What Advani has done is shift the starting point of his Janchetna Yatra from Gujarat to Sitabdiara in Bihar, with the state’s Chief Minister Nitish Kumar now scheduled to flag it off on 11 October (on the condition that Modi will not be there). This reworked plan has the RSS’s approval, and all BJP leaders are now making the requisite noises in the yatra’s support. As the party resolved in a political resolution adopted on 1 October: ‘Shri LK Advani has decided to undertake a Jan Chetana Yatra around the country to awaken the people… against the cancer of corruption and [to] the quest for good governance. Shri LK Advani, one of the tallest national leaders, epitomises a long career of selfless service to the country whose personal integrity is indeed impeccable. The BJP National Executive calls upon all the party members around the country, as also the people at large, to make this yatra a great success.’

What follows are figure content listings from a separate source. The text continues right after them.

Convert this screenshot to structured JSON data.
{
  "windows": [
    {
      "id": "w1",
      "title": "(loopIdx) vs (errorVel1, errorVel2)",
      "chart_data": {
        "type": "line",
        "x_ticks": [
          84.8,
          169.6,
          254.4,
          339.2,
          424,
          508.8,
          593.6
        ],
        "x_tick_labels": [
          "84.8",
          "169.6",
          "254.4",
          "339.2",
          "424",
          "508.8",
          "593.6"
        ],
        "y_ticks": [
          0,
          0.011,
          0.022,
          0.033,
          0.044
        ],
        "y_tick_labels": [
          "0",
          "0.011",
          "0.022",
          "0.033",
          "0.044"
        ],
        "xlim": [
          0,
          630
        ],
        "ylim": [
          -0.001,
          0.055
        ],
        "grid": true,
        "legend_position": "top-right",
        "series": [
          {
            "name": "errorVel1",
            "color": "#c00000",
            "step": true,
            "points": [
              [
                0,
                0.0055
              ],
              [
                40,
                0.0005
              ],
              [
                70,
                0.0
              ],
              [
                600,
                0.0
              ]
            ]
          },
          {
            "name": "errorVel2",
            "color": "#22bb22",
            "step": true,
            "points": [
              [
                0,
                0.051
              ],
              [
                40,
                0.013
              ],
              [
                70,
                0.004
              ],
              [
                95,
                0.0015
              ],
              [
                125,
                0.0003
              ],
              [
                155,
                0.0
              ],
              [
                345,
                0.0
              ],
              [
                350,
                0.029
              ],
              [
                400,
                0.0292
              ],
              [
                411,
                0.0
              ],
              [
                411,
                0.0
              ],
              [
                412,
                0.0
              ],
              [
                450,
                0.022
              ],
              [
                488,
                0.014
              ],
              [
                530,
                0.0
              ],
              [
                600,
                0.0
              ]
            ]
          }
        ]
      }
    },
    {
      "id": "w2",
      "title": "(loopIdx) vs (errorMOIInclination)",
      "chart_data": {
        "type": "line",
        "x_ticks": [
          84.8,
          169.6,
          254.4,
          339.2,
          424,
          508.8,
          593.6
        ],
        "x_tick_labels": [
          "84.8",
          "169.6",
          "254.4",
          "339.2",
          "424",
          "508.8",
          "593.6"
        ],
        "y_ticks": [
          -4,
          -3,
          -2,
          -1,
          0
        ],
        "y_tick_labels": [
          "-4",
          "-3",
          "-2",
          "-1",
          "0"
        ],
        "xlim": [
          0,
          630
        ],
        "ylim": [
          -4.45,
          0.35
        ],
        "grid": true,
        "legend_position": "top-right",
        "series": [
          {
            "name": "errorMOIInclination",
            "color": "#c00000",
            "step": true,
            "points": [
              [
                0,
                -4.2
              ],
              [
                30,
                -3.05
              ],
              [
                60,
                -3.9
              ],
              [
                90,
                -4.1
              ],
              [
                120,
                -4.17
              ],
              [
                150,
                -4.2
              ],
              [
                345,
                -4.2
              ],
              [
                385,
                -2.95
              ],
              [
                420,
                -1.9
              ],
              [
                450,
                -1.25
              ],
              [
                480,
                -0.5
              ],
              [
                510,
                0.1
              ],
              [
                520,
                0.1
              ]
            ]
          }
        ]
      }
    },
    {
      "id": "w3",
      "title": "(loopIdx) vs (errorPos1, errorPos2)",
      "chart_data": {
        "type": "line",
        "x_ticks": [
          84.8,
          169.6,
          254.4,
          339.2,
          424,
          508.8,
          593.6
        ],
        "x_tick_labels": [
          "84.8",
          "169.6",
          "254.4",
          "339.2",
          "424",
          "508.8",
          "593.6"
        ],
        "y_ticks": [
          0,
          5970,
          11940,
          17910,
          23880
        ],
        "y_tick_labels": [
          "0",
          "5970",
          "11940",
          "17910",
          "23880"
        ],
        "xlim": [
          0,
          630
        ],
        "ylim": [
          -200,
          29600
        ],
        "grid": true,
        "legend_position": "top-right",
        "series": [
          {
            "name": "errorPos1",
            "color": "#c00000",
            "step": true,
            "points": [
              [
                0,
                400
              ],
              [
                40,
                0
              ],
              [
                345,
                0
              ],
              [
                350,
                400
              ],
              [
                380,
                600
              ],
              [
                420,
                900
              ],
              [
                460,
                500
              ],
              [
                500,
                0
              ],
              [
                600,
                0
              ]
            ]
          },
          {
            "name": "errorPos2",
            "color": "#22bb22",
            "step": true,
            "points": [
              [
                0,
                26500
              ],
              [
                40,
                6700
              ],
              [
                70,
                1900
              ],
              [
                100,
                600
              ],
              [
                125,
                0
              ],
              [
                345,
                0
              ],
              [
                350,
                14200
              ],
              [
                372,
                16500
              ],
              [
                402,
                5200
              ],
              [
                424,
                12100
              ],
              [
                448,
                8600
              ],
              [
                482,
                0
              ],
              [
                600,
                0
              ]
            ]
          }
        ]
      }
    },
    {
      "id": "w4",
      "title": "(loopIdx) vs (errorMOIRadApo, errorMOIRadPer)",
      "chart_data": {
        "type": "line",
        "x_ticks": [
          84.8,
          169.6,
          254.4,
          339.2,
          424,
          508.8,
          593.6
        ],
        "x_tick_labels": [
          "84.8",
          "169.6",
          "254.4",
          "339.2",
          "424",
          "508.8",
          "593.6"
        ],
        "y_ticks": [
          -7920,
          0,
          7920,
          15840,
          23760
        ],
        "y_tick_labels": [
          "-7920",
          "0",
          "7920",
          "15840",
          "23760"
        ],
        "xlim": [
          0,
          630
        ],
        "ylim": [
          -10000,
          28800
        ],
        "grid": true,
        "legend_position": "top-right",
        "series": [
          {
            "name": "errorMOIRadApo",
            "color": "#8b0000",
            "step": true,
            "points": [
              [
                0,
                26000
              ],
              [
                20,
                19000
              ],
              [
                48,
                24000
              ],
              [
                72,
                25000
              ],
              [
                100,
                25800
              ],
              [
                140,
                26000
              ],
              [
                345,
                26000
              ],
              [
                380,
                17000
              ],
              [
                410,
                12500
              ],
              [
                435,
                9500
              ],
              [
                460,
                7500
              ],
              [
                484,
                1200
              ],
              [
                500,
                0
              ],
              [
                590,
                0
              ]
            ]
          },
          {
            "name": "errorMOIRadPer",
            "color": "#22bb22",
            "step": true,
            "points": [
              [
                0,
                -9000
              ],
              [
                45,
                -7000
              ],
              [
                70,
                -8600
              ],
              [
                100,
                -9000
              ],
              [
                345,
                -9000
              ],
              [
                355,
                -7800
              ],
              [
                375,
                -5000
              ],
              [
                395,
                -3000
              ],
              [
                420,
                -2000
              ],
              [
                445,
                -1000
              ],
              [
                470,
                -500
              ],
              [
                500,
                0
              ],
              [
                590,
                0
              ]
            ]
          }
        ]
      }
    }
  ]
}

Party leaders deny that there are any misgivings about either Advani or Modi’s plans. As Jaitley says: “There is no problem between Advani and Modi. It is obvious for leaders to say, and rightly so, ‘stay united’.”
Even if the BJP were to actually unite in the quest to wrest power from the UPA, it would still not be easy. The current arithmetic does not add up. “We have to increase the number of allies,” as Jaitley put it, “We have made some progress and we are making more efforts.” Modi as a prospective PM, for example, is only likely to scare more allies away than he can attract.
But then again, settling internal squabbles is the very least a party can do if it wants to achieve power shortly. In that context, perhaps the BJP should be glad about its own uneasy truce, whatever happens within the UPA.